The Road Home
THE ROAD HOME
(WO DE FU QIN MU QIN) 1999

Director: Zhang Yimou

Reviewed by Paghat the Ratgirl



In The Road Home (Wo de fu qin mu qin, 1999), businessman Luo Yusheng (Sun Honglei), living in the colorless souless city, returns to his isolated mountain village when he hears that his mother Zhao Di (Zhao Yuelin) needs him. The change from the black & white city to the color of the rural environment is Dorothy's journey from Kansas to Oz.

The Road HomeUpon arrival he learns his father had died suddenly & unexpectedly while visiting another villages. His stoic mother is making stubborn, unreasonable seeming demands for the funeral.

An old tradition, no longer observed, requires that the body be brought home by mourners on foot, so that the departed's ghost will never forget the way.

This just isn't done any more, & the fact that he died in another village would be a considerable walk. But his mother will not waver, & a filial son cannot vetoe a mother's wishes.


In flashback we see the youth of his mother Zhao Di (Zhang Ziyi, in the role that launched her now-gigantic career) & how she met the schoolteacher Luo Chengyu (Zheng Hao) when she was eighteen years old, when he came to teach in her village.

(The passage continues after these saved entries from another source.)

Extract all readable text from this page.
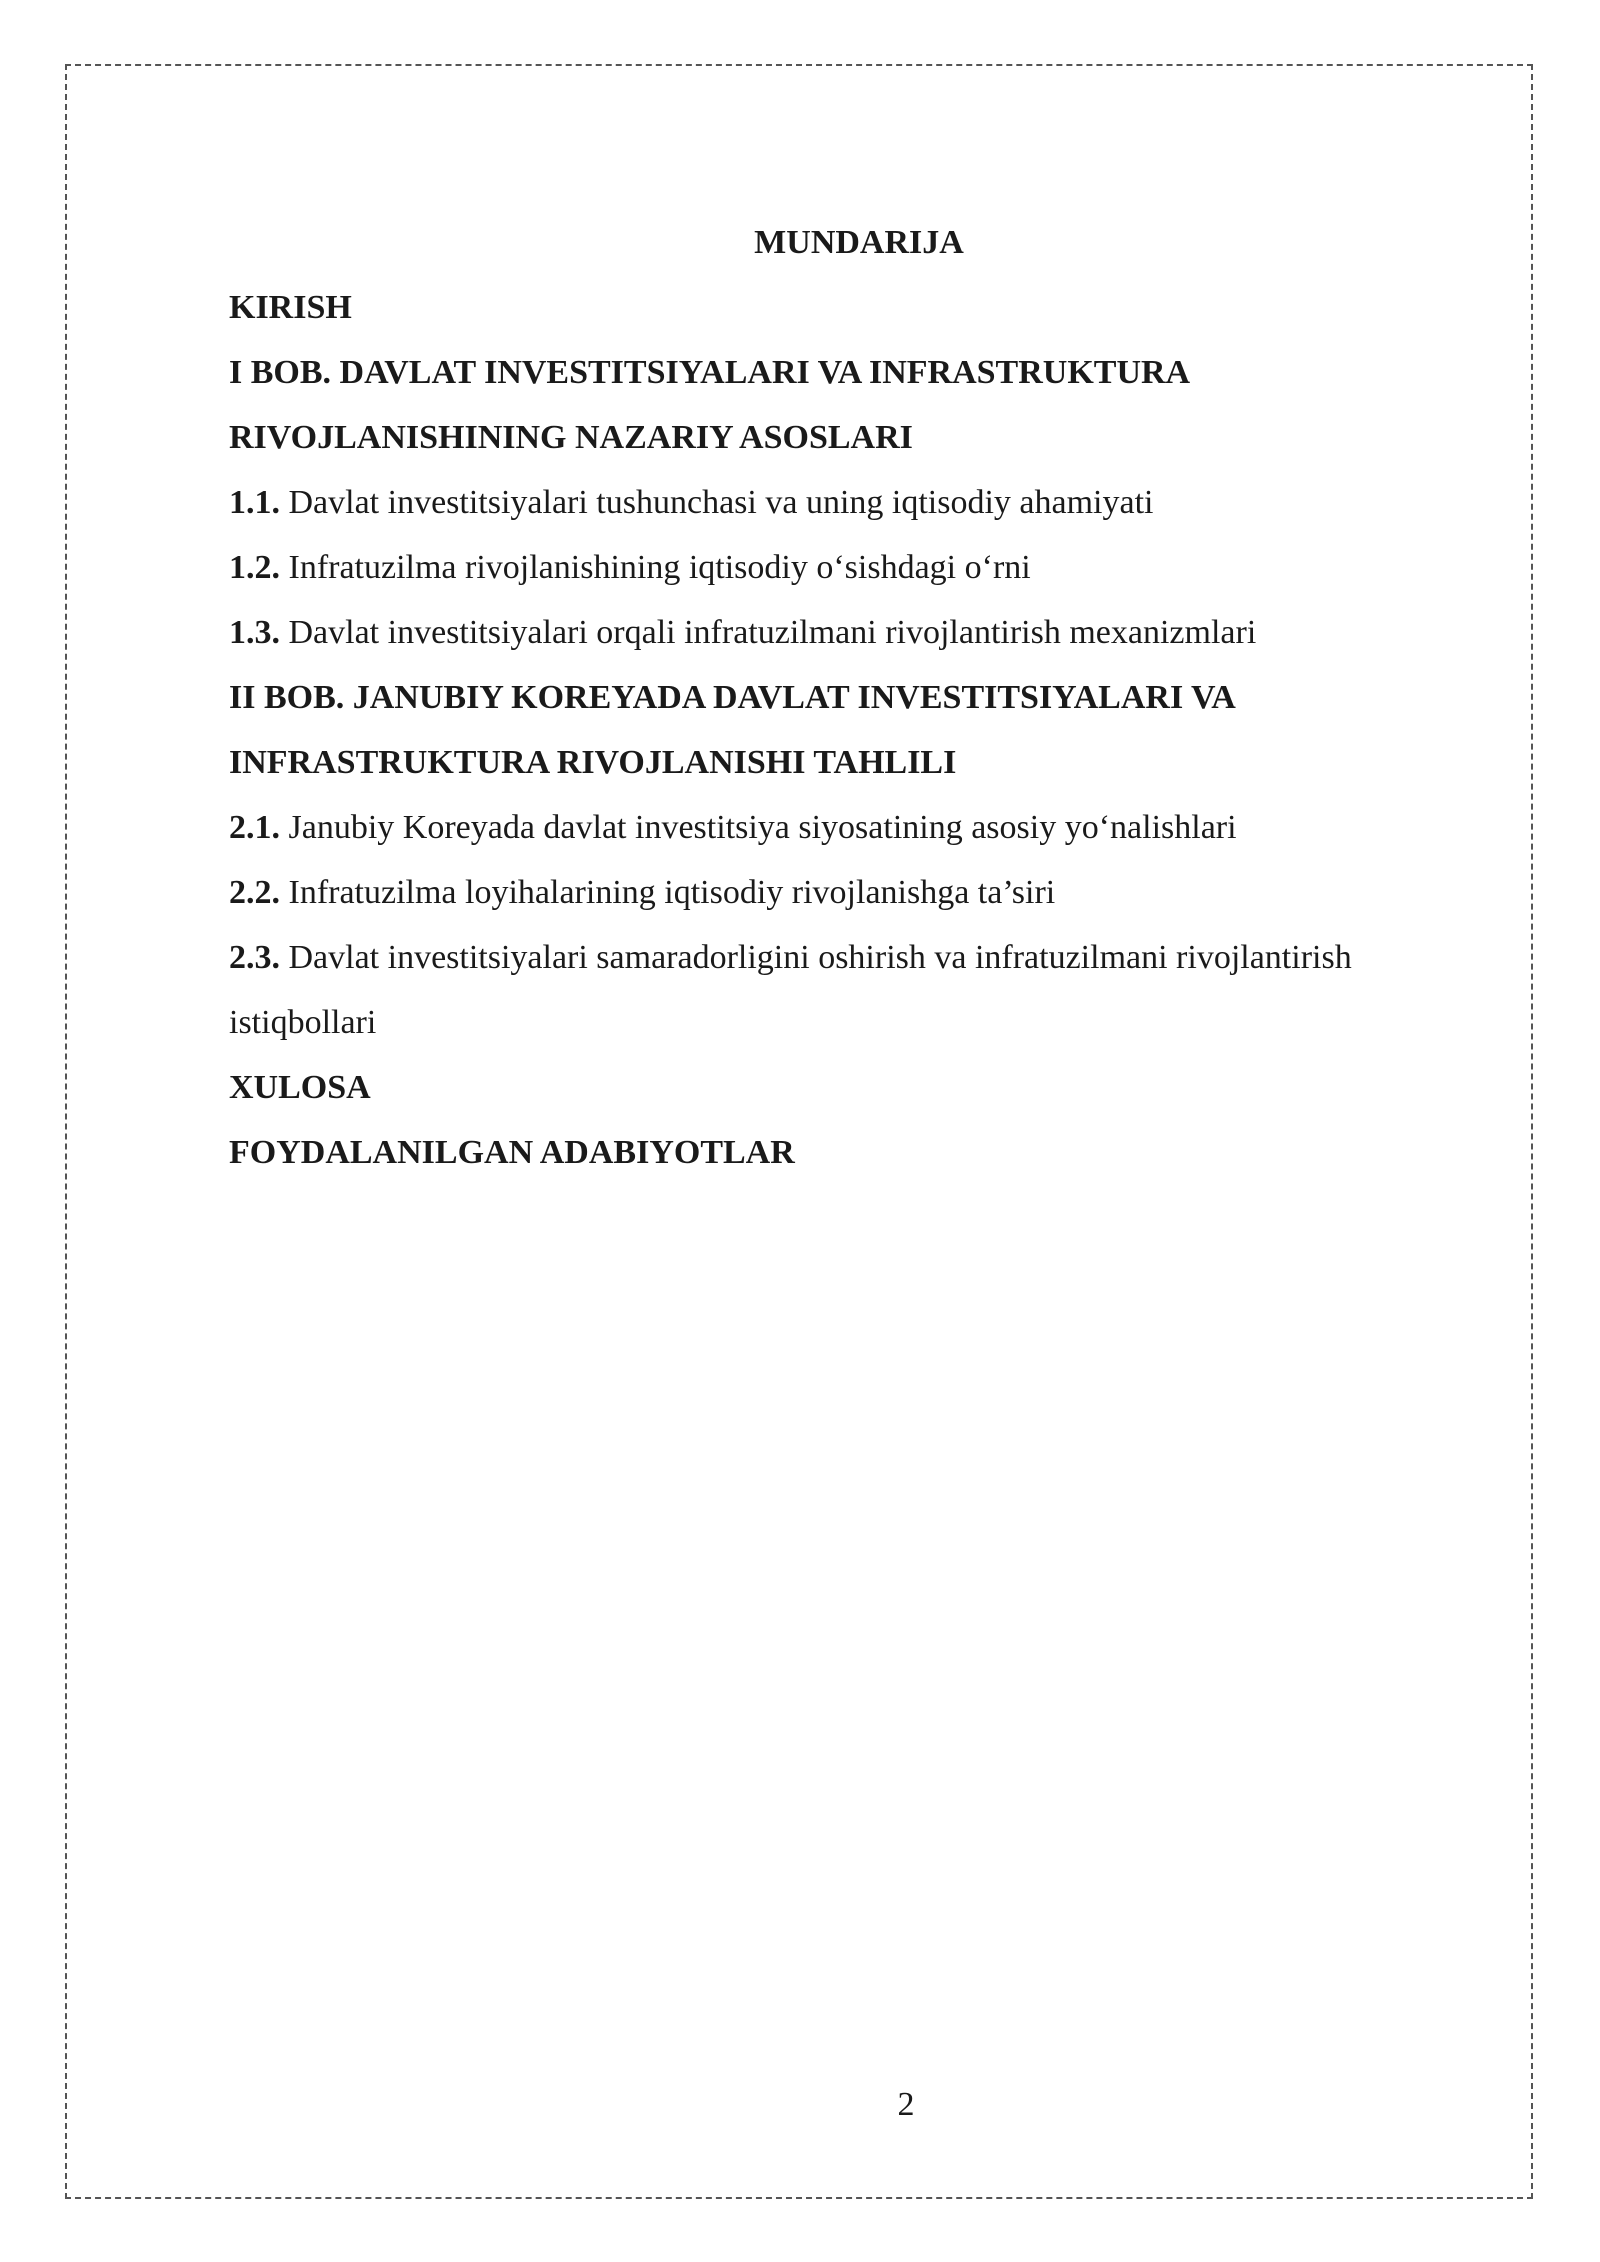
MUNDARIJA
KIRISH
I BOB. DAVLAT INVESTITSIYALARI VA INFRASTRUKTURA
RIVOJLANISHINING NAZARIY ASOSLARI
1.1. Davlat investitsiyalari tushunchasi va uning iqtisodiy ahamiyati
1.2. Infratuzilma rivojlanishining iqtisodiy o‘sishdagi o‘rni
1.3. Davlat investitsiyalari orqali infratuzilmani rivojlantirish mexanizmlari
II BOB. JANUBIY KOREYADA DAVLAT INVESTITSIYALARI VA
INFRASTRUKTURA RIVOJLANISHI TAHLILI
2.1. Janubiy Koreyada davlat investitsiya siyosatining asosiy yo‘nalishlari
2.2. Infratuzilma loyihalarining iqtisodiy rivojlanishga ta’siri
2.3. Davlat investitsiyalari samaradorligini oshirish va infratuzilmani rivojlantirish istiqbollari
XULOSA
FOYDALANILGAN ADABIYOTLAR
2
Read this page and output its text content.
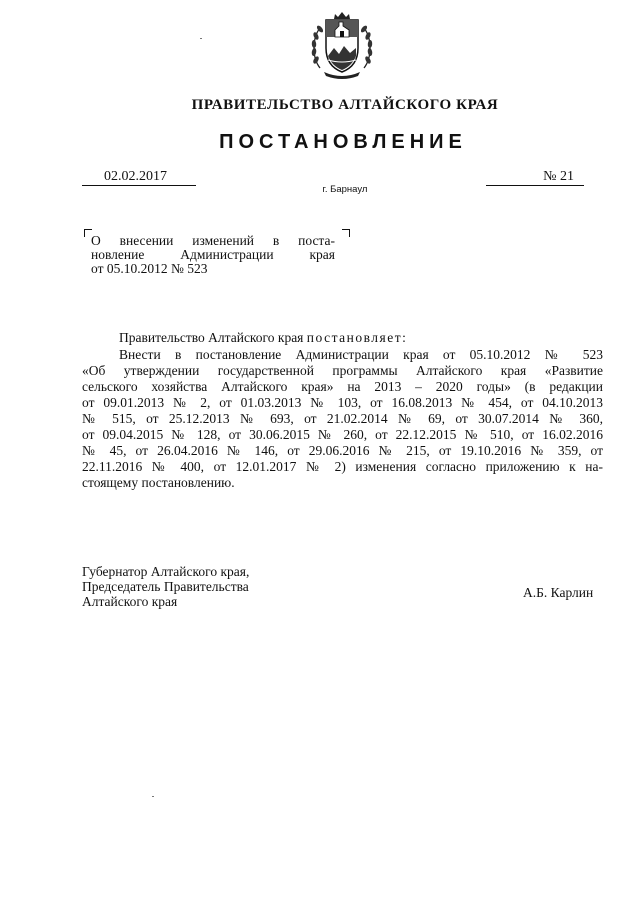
ПРАВИТЕЛЬСТВО АЛТАЙСКОГО КРАЯ
ПОСТАНОВЛЕНИЕ
02.02.2017	№ 21
г. Барнаул
О внесении изменений в поста-
новление Администрации края
от 05.10.2012 № 523
Правительство Алтайского края постановляет:
Внести в постановление Администрации края от 05.10.2012 № 523
«Об утверждении государственной программы Алтайского края «Развитие
сельского хозяйства Алтайского края» на 2013 – 2020 годы» (в редакции
от 09.01.2013 № 2, от 01.03.2013 № 103, от 16.08.2013 № 454, от 04.10.2013
№ 515, от 25.12.2013 № 693, от 21.02.2014 № 69, от 30.07.2014 № 360,
от 09.04.2015 № 128, от 30.06.2015 № 260, от 22.12.2015 № 510, от 16.02.2016
№ 45, от 26.04.2016 № 146, от 29.06.2016 № 215, от 19.10.2016 № 359, от
22.11.2016 № 400, от 12.01.2017 № 2) изменения согласно приложению к на-
стоящему постановлению.
Губернатор Алтайского края,
Председатель Правительства
Алтайского края
А.Б. Карлин
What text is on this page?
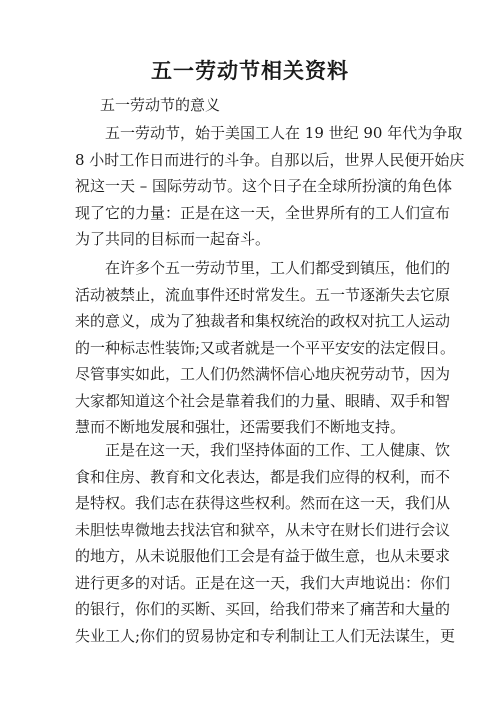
五一劳动节相关资料

五一劳动节的意义

　　五一劳动节，始于美国工人在 19 世纪 90 年代为争取
8 小时工作日而进行的斗争。自那以后，世界人民便开始庆
祝这一天 – 国际劳动节。这个日子在全球所扮演的角色体
现了它的力量：正是在这一天，全世界所有的工人们宣布
为了共同的目标而一起奋斗。

　　在许多个五一劳动节里，工人们都受到镇压，他们的
活动被禁止，流血事件还时常发生。五一节逐渐失去它原
来的意义，成为了独裁者和集权统治的政权对抗工人运动
的一种标志性装饰;又或者就是一个平平安安的法定假日。
尽管事实如此，工人们仍然满怀信心地庆祝劳动节，因为
大家都知道这个社会是靠着我们的力量、眼睛、双手和智
慧而不断地发展和强壮，还需要我们不断地支持。

　　正是在这一天，我们坚持体面的工作、工人健康、饮
食和住房、教育和文化表达，都是我们应得的权利，而不
是特权。我们志在获得这些权利。然而在这一天，我们从
未胆怯卑微地去找法官和狱卒，从未守在财长们进行会议
的地方，从未说服他们工会是有益于做生意，也从未要求
进行更多的对话。正是在这一天，我们大声地说出：你们
的银行，你们的买断、买回，给我们带来了痛苦和大量的
失业工人;你们的贸易协定和专利制让工人们无法谋生，更
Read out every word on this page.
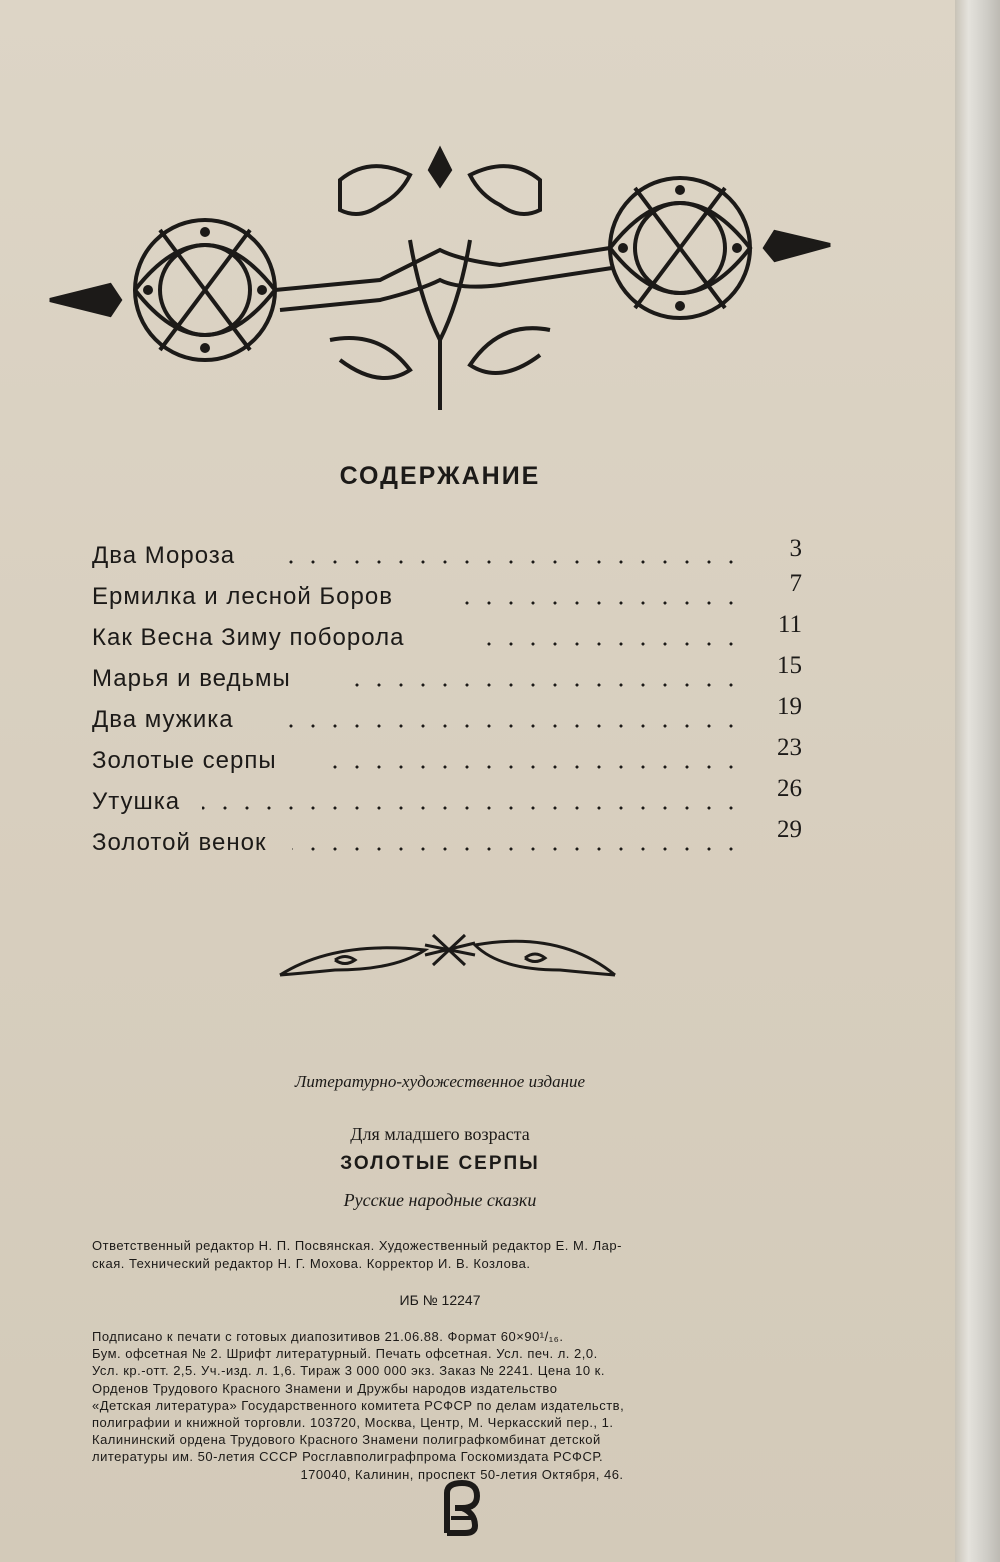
СОДЕРЖАНИЕ
Два Мороза	3
Ермилка и лесной Боров	7
Как Весна Зиму поборола	11
Марья и ведьмы	15
Два мужика	19
Золотые серпы	23
Утушка	26
Золотой венок	29
Литературно-художественное издание
Для младшего возраста
ЗОЛОТЫЕ СЕРПЫ
Русские народные сказки
Ответственный редактор Н. П. Посвянская. Художественный редактор Е. М. Лар-
ская. Технический редактор Н. Г. Мохова. Корректор И. В. Козлова.
ИБ № 12247
Подписано к печати с готовых диапозитивов 21.06.88. Формат 60×90¹/₁₆.
Бум. офсетная № 2. Шрифт литературный. Печать офсетная. Усл. печ. л. 2,0.
Усл. кр.-отт. 2,5. Уч.-изд. л. 1,6. Тираж 3 000 000 экз. Заказ № 2241. Цена 10 к.
Орденов Трудового Красного Знамени и Дружбы народов издательство
«Детская литература» Государственного комитета РСФСР по делам издательств,
полиграфии и книжной торговли. 103720, Москва, Центр, М. Черкасский пер., 1.
Калининский ордена Трудового Красного Знамени полиграфкомбинат детской
литературы им. 50-летия СССР Росглавполиграфпрома Госкомиздата РСФСР.
170040, Калинин, проспект 50-летия Октября, 46.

Their courtship came to be a legend in the village, for it is not only truly a romantic tale, in a romanticized setting, but young Di in selecting & pursuing the man she will devote her whole life to has broken a medieval tradition of arranged marriages that have nothing to do with love.

Content-wise The Road Home has many of the touchstones of Zhang Yimou's best known films, but more subdued, simpler, less lush, though no less lyrical.

The handheld camera has not been his usual approach, & it gives The Road Home a low-budget look, unexpected from this painterly & often saga-driven director. But the visual simplicity suits the story, & is one of its strengths.

The Road HomeIf it has a fault, it is in sentimentalizing life as a peasant girl. She seems to have no obligations in life but to moon over a man she loves. Peasant girls have no chores to do, no labors to roughen the sweet beauty of youth, all of life is easy tra la la except for being lovesick.

The reality for a girl with no father & whose mother is blind would have been a lot less lazily idylic.

Yet as a love story it strikes deep to the heart. I'm afraid any discription of the story will make it sound light & airy, but often the emotional content is deeply genuine.

A central image of the film is an bowl of no monetarily valuable but very attractive, which Di uses to prepare lunches for the teacher early in their courtship.

The significance of the bowl, & the meals, has grown so large in Di's imagination, that when the bowl is broken, it's an immeasurably mournful day.

And what her usually pragmatic blind mother does about it is beautifully motivated by love & understanding, by comprehension of the symbol. And it would take someone with a completely stony heart not to come away from this film moved by the simplicity & decency of these peoples & their lives.


The Road Home When the long flashback ends, we have a clearer idea of why the recently widowed Di is stubborn about her desire to follow an old tradition of carrying the dead home by foot, no matter the distance.

And when students from past years arise to make sure it happens, it's a moment of sentimentality that rings so true that it works with no note of mawkishness.

Her son meanwhile teaches a class, for one day, to honor his father, another emotionally intense sequence.

In the main The Road Home is a safe, sentimental view of peasants as frolicsome dolphins, seemingly apolitical from a director who has to be careful of what he directs since the Chinese government censors over the smallest things.

But beneath its nostalgia is an aging director's plea for a a kinder gentler time that would seem to be entirely imaginary, & a criticism of a new age of money-grubbing modernity.

"I miss the good old days" is a fairly standard old fogy theme. But in a country where the good old days were as checkered & horrific as Communist China's, one has to suspect either delusion or cowardliness as one of the pillars of the director's success -- though the artful quality is by far the larger pillar.